Opisana w nich procedura ma służyć ograniczeniu ryzyka zakażenia uczestników oraz kadry podczas zorganizowanego wypoczynku letniego.
Jednym z głównych obostrzeń jest wprowadzenie zasady, zgodnie z którą w pokoju czy namiocie powinni być zakwaterowani uczestnicy z tej samej grupy, w której prowadzi się zajęcia. Maksymalnie w jednym pomieszczeniu mogą mieszkać cztery osoby przy zachowaniu powierzchni 4 mkw. na osobę. Taka sama minimalna przestrzeń musi być zachowana przy prowadzeniu zajęć.
Pomiędzy turnusami obiekt powinien być poddany dodatkowemu sprzątaniu i dezynfekcji powierzchni dotykowych – poręczy, klamek, blatów, włączników itp. Organizator wypoczynku zobowiązany jest także do zapewnienia środków higieny osobistej, środków ochrony osobistej dla personelu oraz uczestników, jeśli nie zrobili tego rodzice.
O ile w przedszkolach bezwzględnie GIS zabrania osobom w wieku powyżej 60 lat pracować z dziećmi, to w przypadku pracowników zatrudnionych przy zorganizowanym wypoczynku nie jest już tak restrykcyjny.

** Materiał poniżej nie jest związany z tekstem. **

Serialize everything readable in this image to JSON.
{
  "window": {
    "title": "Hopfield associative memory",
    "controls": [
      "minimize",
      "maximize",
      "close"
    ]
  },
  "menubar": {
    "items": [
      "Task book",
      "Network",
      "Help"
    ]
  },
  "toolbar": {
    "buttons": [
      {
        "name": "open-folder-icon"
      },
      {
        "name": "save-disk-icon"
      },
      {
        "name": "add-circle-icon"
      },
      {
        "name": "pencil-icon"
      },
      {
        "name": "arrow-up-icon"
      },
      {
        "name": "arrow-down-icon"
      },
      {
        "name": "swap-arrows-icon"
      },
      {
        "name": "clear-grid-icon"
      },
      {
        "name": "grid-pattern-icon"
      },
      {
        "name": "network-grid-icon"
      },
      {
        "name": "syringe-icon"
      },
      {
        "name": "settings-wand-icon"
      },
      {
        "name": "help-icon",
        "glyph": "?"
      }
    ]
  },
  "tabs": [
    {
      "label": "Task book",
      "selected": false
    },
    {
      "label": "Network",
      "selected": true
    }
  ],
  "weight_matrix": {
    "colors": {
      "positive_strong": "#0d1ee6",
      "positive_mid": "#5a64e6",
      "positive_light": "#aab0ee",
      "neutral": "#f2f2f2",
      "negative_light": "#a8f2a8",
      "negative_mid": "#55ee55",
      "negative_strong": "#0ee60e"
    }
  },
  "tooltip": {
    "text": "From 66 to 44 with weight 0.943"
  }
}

Zaleca tylko, aby w miarę możliwości nie angażować osób w tym wieku. W przypadku występowania u kadry wcześniejszych chorób lub chorób przewlekłych konieczne jest dostarczenie opinii lekarskiej o braku przeciwwskazań zdrowotnych do pracy.
Grupy uczestników wypoczynku nie powinny przekraczać 12 osób – w przypadku dzieci poniżej 10. roku życia lub do 14 osób – w przypadku starszych uczestników.
Mierzenie temperatury będzie wymagane tylko wtedy, kiedy inspektor sanitarny wyda takie zalecenie kierownikowi wypoczynku.
Najwięcej kontrowersji budzi wymóg utrzymywania dystansu społecznego podczas pobytu na zorganizowanym wypoczynku, który ma wynieść 2 metry i ma być stosowany również podczas korzystania z sanitariatów.